Ituri Province, which shares borders with Uganda and South Sudan, presents unique challenges to outbreak response. The region’s gold-rich geology has drawn thousands of artisanal miners, creating constant, unregulated cross-border and internal population movement that can accelerate viral spread. For more than a decade, the area has also been roiled by recurring inter-militia violence, which has restricted access to remote communities and displaced tens of thousands of people into crowded urban settlements — conditions that dramatically increase the risk of person-to-person transmission.

Preliminary genetic analysis suggests the circulating strain is not the Zaire ebolavirus variant, the deadliest form of the disease with a case fatality rate of 80 to 90 percent, and the only strain for which an approved vaccine currently exists. Full genomic sequencing is still ongoing to confirm the strain’s identity to guide response efforts.

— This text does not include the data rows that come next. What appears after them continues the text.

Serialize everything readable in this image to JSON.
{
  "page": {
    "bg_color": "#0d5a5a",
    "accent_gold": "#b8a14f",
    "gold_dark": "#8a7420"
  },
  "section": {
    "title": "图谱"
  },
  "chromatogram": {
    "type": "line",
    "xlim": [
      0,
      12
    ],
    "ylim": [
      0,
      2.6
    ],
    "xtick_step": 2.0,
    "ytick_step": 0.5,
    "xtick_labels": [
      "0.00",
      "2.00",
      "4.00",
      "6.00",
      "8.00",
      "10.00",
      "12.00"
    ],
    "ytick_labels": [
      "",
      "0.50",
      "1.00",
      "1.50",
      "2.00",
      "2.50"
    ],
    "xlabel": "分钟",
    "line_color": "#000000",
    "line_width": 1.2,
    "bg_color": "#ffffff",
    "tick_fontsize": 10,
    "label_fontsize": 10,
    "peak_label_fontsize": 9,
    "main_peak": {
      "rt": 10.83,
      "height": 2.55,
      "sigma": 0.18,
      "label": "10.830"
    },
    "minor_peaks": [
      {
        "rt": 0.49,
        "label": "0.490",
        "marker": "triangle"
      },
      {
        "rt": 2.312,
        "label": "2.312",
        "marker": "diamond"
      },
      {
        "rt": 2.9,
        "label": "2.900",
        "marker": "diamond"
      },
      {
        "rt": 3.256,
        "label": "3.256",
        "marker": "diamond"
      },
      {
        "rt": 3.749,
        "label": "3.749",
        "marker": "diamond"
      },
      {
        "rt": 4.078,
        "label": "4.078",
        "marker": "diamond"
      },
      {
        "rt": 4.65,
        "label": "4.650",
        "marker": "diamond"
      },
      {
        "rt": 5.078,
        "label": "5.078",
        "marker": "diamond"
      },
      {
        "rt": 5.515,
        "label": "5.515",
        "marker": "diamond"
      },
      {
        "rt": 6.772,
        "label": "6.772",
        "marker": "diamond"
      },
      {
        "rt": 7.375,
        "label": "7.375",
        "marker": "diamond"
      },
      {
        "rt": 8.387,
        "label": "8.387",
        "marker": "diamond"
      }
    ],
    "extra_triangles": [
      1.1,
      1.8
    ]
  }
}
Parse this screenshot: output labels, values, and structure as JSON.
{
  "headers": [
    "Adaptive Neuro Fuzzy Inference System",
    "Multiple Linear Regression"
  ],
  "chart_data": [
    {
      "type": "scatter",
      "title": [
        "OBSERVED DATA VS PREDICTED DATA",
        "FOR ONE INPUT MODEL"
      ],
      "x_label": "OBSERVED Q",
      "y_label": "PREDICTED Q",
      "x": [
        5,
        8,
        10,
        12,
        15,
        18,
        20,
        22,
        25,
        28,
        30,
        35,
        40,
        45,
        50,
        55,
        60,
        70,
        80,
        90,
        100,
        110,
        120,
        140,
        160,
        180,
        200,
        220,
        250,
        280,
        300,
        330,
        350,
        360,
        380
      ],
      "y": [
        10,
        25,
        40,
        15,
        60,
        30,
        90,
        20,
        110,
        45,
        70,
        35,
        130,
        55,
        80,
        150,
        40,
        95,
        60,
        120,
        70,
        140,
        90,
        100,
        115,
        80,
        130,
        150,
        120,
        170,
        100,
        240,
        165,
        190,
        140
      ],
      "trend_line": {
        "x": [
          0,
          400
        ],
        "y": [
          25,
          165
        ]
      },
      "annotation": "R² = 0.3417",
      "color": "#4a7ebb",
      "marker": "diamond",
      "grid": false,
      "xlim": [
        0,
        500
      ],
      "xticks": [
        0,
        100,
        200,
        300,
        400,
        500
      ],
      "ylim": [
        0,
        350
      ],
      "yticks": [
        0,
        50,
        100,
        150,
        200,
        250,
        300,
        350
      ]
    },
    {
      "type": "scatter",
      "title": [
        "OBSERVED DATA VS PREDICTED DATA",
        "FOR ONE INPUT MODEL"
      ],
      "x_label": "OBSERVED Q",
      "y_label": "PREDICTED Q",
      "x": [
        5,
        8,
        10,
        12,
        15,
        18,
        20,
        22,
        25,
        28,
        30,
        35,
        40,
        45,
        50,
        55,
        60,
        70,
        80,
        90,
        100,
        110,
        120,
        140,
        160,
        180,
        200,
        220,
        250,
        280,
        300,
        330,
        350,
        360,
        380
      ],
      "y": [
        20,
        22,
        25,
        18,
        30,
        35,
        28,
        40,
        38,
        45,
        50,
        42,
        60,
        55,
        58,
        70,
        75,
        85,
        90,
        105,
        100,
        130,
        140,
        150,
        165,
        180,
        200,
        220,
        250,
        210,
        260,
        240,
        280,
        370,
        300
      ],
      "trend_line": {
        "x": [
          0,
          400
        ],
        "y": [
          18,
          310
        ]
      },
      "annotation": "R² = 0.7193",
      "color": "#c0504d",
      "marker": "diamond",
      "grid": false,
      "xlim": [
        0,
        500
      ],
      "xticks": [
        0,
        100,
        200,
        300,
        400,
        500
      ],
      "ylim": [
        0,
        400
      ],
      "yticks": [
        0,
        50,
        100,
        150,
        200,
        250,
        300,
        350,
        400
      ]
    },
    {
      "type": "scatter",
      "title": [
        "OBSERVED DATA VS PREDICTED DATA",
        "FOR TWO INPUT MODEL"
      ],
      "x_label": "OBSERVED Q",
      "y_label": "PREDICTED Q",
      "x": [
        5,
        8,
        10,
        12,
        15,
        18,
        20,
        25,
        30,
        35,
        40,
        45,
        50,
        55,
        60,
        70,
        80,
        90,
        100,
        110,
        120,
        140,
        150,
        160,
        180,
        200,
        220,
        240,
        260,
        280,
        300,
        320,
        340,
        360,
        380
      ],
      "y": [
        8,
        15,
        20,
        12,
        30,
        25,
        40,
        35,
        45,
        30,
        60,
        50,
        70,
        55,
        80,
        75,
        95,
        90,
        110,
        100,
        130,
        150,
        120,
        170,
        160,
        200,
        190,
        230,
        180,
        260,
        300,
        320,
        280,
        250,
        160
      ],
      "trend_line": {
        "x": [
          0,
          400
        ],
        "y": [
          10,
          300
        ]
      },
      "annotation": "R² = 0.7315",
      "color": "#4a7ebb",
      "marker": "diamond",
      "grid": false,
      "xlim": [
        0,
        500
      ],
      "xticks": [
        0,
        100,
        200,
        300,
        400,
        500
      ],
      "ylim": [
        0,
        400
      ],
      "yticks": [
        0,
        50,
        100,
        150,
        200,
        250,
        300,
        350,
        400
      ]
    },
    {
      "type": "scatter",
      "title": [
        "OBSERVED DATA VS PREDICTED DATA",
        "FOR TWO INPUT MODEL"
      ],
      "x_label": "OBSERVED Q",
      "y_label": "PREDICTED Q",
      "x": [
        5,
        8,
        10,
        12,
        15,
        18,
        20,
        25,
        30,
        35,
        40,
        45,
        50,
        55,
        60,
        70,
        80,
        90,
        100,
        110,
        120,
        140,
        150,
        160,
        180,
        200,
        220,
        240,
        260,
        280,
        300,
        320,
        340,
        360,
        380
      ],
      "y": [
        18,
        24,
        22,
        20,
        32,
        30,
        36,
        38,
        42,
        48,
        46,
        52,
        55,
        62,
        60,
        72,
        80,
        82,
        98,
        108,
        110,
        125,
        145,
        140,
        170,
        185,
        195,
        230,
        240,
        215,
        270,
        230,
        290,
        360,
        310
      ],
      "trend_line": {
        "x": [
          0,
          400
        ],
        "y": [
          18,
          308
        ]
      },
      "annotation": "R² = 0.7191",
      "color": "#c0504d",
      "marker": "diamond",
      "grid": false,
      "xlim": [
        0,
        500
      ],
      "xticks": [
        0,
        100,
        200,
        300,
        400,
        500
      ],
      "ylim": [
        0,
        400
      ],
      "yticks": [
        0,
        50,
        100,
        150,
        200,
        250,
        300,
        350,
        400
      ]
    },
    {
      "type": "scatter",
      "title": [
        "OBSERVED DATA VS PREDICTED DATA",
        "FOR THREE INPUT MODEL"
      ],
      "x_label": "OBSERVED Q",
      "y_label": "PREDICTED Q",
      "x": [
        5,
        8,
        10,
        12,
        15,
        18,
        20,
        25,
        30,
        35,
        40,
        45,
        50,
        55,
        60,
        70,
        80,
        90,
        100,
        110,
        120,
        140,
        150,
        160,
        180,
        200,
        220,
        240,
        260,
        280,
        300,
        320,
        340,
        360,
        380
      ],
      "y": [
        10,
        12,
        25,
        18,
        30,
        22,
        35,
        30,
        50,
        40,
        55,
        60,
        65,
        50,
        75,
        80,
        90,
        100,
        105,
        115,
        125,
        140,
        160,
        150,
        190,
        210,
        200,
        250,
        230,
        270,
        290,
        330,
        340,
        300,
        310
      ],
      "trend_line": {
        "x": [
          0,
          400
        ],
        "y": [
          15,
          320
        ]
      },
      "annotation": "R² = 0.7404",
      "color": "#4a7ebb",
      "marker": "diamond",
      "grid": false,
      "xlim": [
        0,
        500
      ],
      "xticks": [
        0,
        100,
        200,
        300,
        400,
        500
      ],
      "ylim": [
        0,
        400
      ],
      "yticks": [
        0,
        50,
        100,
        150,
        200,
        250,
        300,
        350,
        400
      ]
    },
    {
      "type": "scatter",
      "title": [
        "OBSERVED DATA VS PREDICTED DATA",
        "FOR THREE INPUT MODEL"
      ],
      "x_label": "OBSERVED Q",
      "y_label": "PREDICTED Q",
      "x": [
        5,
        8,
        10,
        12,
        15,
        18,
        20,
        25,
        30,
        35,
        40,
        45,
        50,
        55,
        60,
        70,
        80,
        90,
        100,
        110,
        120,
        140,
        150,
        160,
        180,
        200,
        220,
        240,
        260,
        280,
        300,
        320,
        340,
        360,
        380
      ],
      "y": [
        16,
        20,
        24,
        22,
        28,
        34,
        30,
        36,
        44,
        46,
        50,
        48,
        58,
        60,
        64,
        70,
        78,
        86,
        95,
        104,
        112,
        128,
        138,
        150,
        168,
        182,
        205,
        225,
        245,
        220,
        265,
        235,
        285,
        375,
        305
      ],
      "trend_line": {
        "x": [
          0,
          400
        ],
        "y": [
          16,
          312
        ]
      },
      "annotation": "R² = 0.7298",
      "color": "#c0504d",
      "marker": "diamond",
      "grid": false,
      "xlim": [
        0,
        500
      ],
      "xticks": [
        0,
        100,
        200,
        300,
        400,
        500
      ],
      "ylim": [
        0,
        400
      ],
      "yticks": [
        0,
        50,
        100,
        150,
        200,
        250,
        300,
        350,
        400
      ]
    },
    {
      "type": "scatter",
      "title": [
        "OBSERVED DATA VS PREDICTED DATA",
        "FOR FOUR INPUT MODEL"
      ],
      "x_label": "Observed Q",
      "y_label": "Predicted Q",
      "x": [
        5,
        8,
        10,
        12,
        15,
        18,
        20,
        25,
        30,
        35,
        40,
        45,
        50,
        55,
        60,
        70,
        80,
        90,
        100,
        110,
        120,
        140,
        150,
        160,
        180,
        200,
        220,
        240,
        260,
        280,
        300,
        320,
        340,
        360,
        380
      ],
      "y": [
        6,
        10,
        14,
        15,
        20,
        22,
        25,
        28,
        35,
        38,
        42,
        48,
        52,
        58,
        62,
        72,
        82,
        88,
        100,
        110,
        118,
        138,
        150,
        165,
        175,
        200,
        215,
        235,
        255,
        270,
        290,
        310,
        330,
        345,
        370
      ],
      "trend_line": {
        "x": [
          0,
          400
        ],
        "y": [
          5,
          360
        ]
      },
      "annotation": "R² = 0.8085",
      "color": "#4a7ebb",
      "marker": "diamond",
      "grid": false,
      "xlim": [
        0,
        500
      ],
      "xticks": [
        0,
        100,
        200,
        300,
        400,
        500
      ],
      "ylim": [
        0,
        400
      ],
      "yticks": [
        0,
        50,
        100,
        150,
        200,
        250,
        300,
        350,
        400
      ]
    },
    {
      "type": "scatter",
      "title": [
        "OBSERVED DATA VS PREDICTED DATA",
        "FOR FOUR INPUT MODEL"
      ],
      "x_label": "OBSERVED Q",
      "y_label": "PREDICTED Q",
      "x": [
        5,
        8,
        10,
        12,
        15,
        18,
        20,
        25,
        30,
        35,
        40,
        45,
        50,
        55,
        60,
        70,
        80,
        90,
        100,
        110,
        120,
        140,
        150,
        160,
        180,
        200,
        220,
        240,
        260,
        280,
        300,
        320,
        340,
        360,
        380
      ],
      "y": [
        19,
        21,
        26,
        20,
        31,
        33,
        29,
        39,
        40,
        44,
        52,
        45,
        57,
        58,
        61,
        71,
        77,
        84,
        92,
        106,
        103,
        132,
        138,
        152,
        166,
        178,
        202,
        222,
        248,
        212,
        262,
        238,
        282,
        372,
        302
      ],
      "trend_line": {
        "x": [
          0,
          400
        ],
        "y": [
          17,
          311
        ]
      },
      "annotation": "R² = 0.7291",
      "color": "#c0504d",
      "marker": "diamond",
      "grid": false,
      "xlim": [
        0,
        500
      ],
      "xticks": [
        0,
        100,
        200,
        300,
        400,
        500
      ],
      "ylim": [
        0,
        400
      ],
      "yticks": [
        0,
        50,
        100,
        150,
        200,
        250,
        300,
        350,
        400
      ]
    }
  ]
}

Local residents and community leaders report a sharp spike in unexplained deaths since mid-April, with some areas recording five to six fatalities per day. “For the past few weeks, the municipality of Mongbwalu has been recording a cascade of deaths, with at least five to six people dying every day in the streets,” local resident Gloire Mumbesa told Agence France-Presse. “We just dug graves to bury three people, but we don’t actually know what these people died of. We’re starting to be afraid of every possible case of illness,” added Salama Bamunoba, a civil society organizer in Rwampara health zone.

Confirmed and suspected patients are currently isolated in local health facilities, but an anonymous local health source confirmed that frontline workers are facing critical shortages of personal protective equipment and other essential supplies. Logistics also present a major barrier to response across the DRC, a country four times the size of France with sparse, poorly maintained road infrastructure that makes rapid delivery of medical supplies and personnel difficult.

Response teams from the World Health Organization and medical humanitarian organization Doctors Without Borders have already deployed to the affected region to conduct risk assessments, scale up testing, and support contact tracing efforts. Over the past 50 years, Ebola — a viral hemorrhagic fever spread through direct contact with infected bodily fluids that causes severe bleeding and organ failure — has killed an estimated 15,000 people across Africa, even with the development of effective vaccines and treatments for the Zaire strain. While recent outbreaks have been contained far more effectively than the 2014 West African epidemic that killed over 11,000 people, ongoing insecurity and weak health systems in central Africa continue to create risks of large-scale transmission.